Raffinerie in Chalmette, Louisiana
Ken Fords Vertrauen zu seinem Nachbarn zerbrach mit einem Anruf. Der Rentner aus Chalmette im US-Bundesstaat Louisiana wohnt 400 Meter von einer Erdölraffinerie entfernt, die
Exxon Mobil und das Staatsunternehmen PDVSA aus Venezuela gemeinsam betreiben. Dort sei alles in bester Ordnung versicherte ihm die Stimme an der Info-Hotline, die Produktion laufe störungsfrei. Dabei kam der 68-Jährige gerade vom Zaun der Anlage zurück, wo er Fotos gemacht hatte. Weil ein Teil des Betriebs schon seit Stunden in Flammen stand. "Seitdem glaube ich den Leuten von der Raffinerie kein Wort mehr", sagt Ford, "sie zeigen überhaupt keine Verantwortung."

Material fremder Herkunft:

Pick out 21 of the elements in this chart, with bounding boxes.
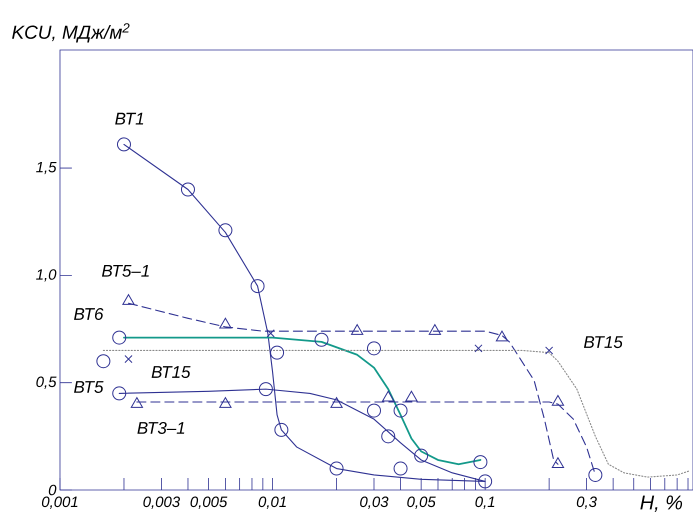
x-tick-label: 0,01 <box>258 496 286 509</box>
x-tick-label: 0,005 <box>190 496 228 509</box>
x-tick-label: 0,003 <box>143 496 180 509</box>
annotation: ВТ15 <box>152 366 191 378</box>
annotation: ВТ6 <box>74 308 104 320</box>
y-tick-label: 0,5 <box>36 376 57 389</box>
x-tick-label: 0,1 <box>475 496 494 509</box>
annotation: ВТ3–1 <box>137 422 184 434</box>
annotation: ВТ15 <box>584 336 623 348</box>
y-tick-label: 1,5 <box>36 162 57 174</box>
x-tick-label: 0,3 <box>576 496 597 509</box>
annotation: ВТ1 <box>115 112 144 124</box>
x-tick-label: 0,03 <box>360 496 388 509</box>
x-axis-title: H, % <box>640 496 682 512</box>
annotation: ВТ5–1 <box>102 264 149 277</box>
x-tick-label: 0,001 <box>42 496 78 509</box>
y-tick-label: 1,0 <box>36 269 56 282</box>
x-tick-label: 0,05 <box>407 496 436 509</box>
annotation: ВТ5 <box>74 381 104 393</box>
y-tick-label: 0 <box>48 484 56 496</box>
y-axis-title: KCU, МДж/м$^{2}$ <box>12 23 130 42</box>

Ford engagiert sich in einer Bürgerinitiative gegen die Raffinerie in Chalmette. Überall im Land sorgen sich Bürger wegen der Fabriken. Sie sind veraltet, schmutzig und an den Grenzen ihrer Leistung. In den vergangenen Wochen häuften sich die Zwischenfälle. Bisweilen explodierten sogar die Anlagen, wie die BP-Raffinerie in Texas City im März. Dabei starben 15 Menschen, 170 wurden verletzt.
Doch die veralteten Raffinerien sind nicht nur verantwortlich für Katastrophenmeldungen, sie sind auch eine Hauptursache für die ständig steigenden Spritpreise. Seit 1976 wurde in den USA keine neue Raffinerie gebaut. Ein Versäumnis, dass sich jetzt rächt.